Man is a social animal. He cannot live in isolation. His life is deeply intertwined with society at large. His or her interactions with his or her surroundings often lead to problems which may be psychological in nature. Anxiety and stress are two common reasons for psychological reasons. It is in this scenario that the role of a therapist is of utmost importance who tries to provide some sort of semblance to human relationships.
In a relationship there are many highs and lows. A therapist is after all a human being who faces similar problems in their own life. Often as a therapist the main challenges that we face are we tend to analyze a situation according to our personal context. It is often seen that stressful situations can cause the family to become dysfunctional. If past issues in the life of a patient are not taken up, it may lead to emotional explosion (Newman, 1994).
Family life cycles are based on factors like race, culture, class, gender, sexual orientation, ethnicity, age, etc. Hence each individual in a family faces different situations in different ways.
To family therapist different stages in the family life cycle poses varied challenges. To counsel a young adult leaving home the main concern is leaving the security of home and stepping out to the unknown world. It is a rite of passage and I would like to advice this fact to this group. Since everyone has to go through this phase, it would be easy to alleviate their fear of the unknown by me. The client’s unwillingness to participate in the process has been conceptualized (Seibel and Dowd, 2001) and has to be dealt with appropriately.

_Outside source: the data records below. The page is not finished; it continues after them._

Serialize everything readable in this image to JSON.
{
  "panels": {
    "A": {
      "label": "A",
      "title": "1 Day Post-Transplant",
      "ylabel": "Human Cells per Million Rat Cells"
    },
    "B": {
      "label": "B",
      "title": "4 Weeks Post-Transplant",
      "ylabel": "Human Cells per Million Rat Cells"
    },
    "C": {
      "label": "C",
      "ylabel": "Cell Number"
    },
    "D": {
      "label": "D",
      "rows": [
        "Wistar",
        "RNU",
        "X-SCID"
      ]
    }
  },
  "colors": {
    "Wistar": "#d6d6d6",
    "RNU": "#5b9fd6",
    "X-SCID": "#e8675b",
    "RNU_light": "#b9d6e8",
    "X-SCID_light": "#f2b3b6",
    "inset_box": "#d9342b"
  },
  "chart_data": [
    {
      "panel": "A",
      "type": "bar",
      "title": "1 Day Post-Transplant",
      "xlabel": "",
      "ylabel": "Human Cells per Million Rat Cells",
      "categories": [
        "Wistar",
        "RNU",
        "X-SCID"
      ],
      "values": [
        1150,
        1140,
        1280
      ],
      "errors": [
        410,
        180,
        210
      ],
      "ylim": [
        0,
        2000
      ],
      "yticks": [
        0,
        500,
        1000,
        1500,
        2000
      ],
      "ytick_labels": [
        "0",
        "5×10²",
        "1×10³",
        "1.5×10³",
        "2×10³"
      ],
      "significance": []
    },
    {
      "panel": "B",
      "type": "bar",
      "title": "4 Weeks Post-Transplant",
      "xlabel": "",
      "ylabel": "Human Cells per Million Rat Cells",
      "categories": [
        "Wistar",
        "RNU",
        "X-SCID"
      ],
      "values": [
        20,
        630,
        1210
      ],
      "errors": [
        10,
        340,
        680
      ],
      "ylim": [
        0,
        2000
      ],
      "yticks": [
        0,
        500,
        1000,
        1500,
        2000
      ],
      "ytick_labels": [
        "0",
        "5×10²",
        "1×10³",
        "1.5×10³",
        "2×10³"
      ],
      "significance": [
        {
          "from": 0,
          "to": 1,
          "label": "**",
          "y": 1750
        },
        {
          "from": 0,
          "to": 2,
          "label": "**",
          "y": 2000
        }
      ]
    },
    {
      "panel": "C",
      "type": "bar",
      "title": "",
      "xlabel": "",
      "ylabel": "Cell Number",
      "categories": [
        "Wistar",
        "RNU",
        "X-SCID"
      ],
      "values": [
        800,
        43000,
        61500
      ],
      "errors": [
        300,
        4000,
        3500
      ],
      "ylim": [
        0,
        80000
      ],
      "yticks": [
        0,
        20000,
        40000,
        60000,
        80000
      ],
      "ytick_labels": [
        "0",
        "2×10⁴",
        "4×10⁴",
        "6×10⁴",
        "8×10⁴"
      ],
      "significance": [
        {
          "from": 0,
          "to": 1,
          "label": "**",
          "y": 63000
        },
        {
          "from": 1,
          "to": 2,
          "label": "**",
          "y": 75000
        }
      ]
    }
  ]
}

In schools therapy is required in a huge way. Bullying and their victims have both to be helped to become normal. Peer pressure to perform better or try out drugs and alcohol at a vulnerable age often leads to petty crimes. Juvenile crimes are on the rise. The main challenge to a therapist is to win the confidence of these adolescents. In schools, therapists may expect resistance from these children (Stone and Dahir, 2006).

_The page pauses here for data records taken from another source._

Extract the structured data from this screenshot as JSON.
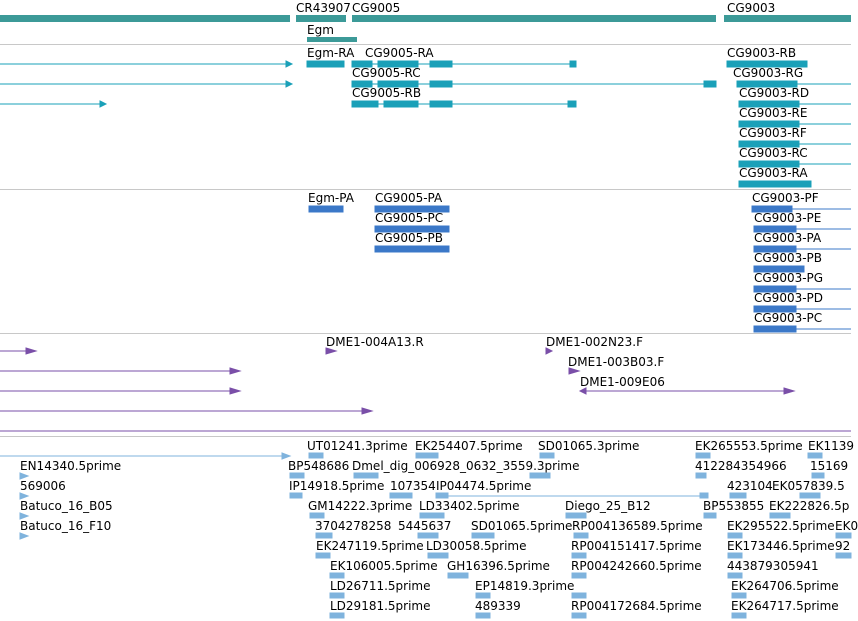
{
  "colors": {
    "gene": "#3c9a98",
    "transcript": "#1aa0b8",
    "protein": "#3b78c8",
    "clone": "#7a4fa8",
    "est": "#7fb3dd",
    "divider": "#c8c8c8"
  },
  "tracks": {
    "gene_span": {
      "labels": [
        "CR43907",
        "CG9005",
        "CG9003",
        "Egm"
      ]
    },
    "transcripts": {
      "labels": [
        "Egm-RA",
        "CG9005-RA",
        "CG9005-RC",
        "CG9005-RB",
        "CG9003-RB",
        "CG9003-RG",
        "CG9003-RD",
        "CG9003-RE",
        "CG9003-RF",
        "CG9003-RC",
        "CG9003-RA"
      ]
    },
    "proteins": {
      "labels": [
        "Egm-PA",
        "CG9005-PA",
        "CG9005-PC",
        "CG9005-PB",
        "CG9003-PF",
        "CG9003-PE",
        "CG9003-PA",
        "CG9003-PB",
        "CG9003-PG",
        "CG9003-PD",
        "CG9003-PC"
      ]
    },
    "clones": {
      "labels": [
        "DME1-004A13.R",
        "DME1-002N23.F",
        "DME1-003B03.F",
        "DME1-009E06"
      ]
    },
    "ests": {
      "labels": [
        "UT01241.3prime",
        "EK254407.5prime",
        "SD01065.3prime",
        "EK265553.5prime",
        "EK1139",
        "EN14340.5prime",
        "BP548686",
        "Dmel_dig_006928_0632_3559.3prime",
        "412284354966",
        "15169",
        "569006",
        "IP14918.5prime",
        "107354",
        "IP04474.5prime",
        "423104",
        "EK057839.5",
        "Batuco_16_B05",
        "GM14222.3prime",
        "LD33402.5prime",
        "Diego_25_B12",
        "BP553855",
        "EK222826.5p",
        "Batuco_16_F10",
        "3704278258",
        "5445637",
        "SD01065.5prime",
        "RP004136589.5prime",
        "EK295522.5prime",
        "EK0",
        "EK247119.5prime",
        "LD30058.5prime",
        "RP004151417.5prime",
        "EK173446.5prime",
        "92",
        "EK106005.5prime",
        "GH16396.5prime",
        "RP004242660.5prime",
        "443879305941",
        "LD26711.5prime",
        "EP14819.3prime",
        "EK264706.5prime",
        "LD29181.5prime",
        "489339",
        "RP004172684.5prime",
        "EK264717.5prime"
      ]
    }
  }
}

At home sibling rivalry, temper tantrums, behavioral abnormalities in young children can be seen. These problems normally have a deeper root in the upbringing of a child. I would encourage that unhealthy comparison between children should be discouraged. As a therapist, the main challenges I might face is adults may not accept us into their lives thinking I am intruding their privacy. Ego may come in the way (Cowan and Presbury, 2000). So rapport between my patients and me has to be established on a priority basis before starting the sessions.
After a baby is born family is the primary source of security. So victims of family violence are very challenging for a therapist as they are very vulnerable and hence they normally build an invisible wall around themselves. They tend to hide the hurt that they feel and not take adult help (Teyber, 2006). To reach out to such victims requires a lot of patience and understanding, as this builds trust in therapists. This would be the most challenging part in my career as such victims have to be counseled over a long period of time.

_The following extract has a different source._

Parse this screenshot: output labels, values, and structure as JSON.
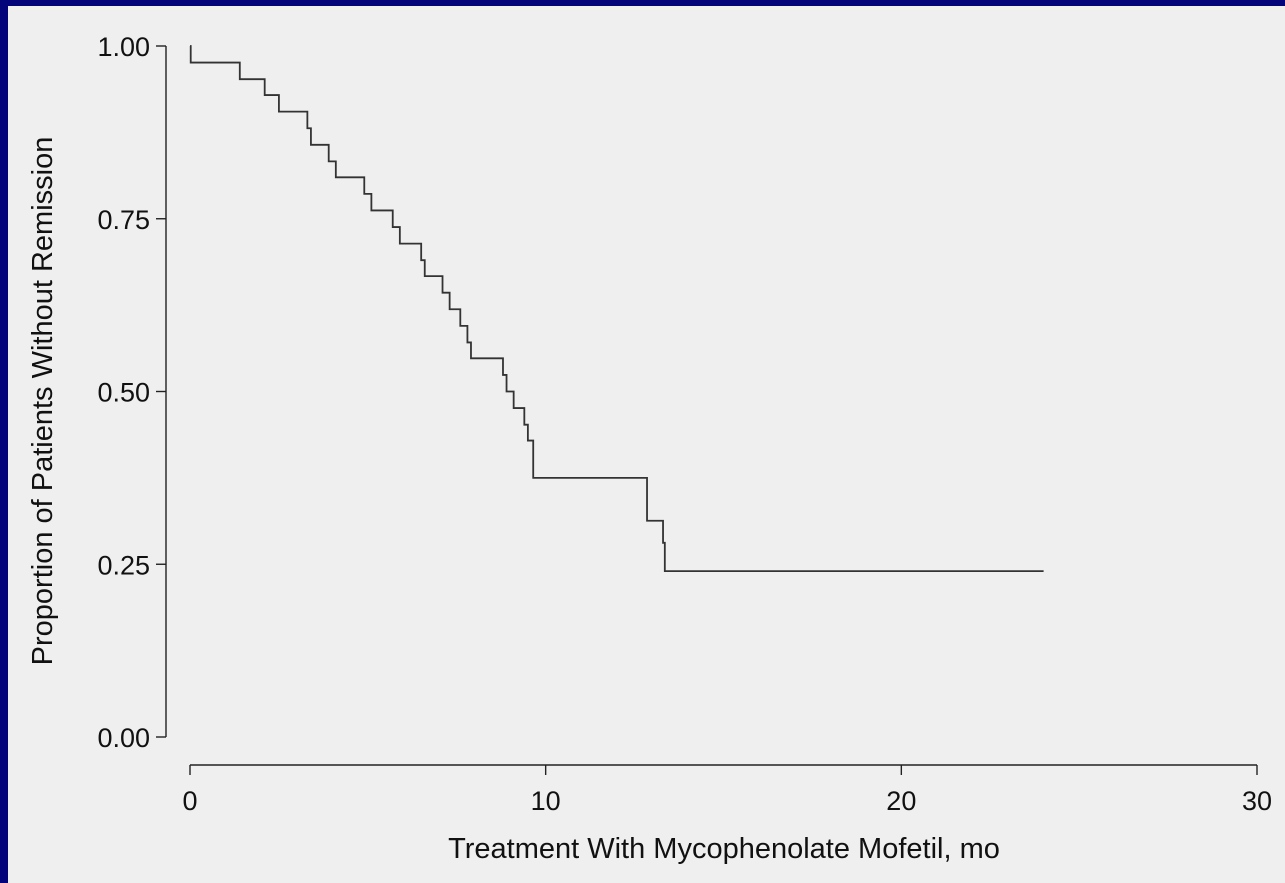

As a family therapist I may have to deal with issues of addiction. Any member of the family can be addicted. Alcoholism in parents has destroyed the very fabric of many families. Children may suffer abuse at the hand of their alcoholic parent. In such cases children suffer from a sense of insecurity. This is a rewarding as well as a challenging profession when we achieve positive results.
Cowan E. W. and Presbury J. H., (2000). Meeting client resistance with reverence. Journal of Counseling and Development. 412- 418.
Newman, C. F. (1994). Understanding client resistance, Methods for enhancing motivation to change. Cognitive and Behavioral practice. 50- 61.
(Stone and Dahir, 2006).
Seibel, C. A., & Dowd E. T. (2001). Personality characteristics associated with psychological reactance. Journal of clinical Psychology, 963-969.
Teyber E. (2006). Interpersonal process in therapy, An integrative model. (5 ed.)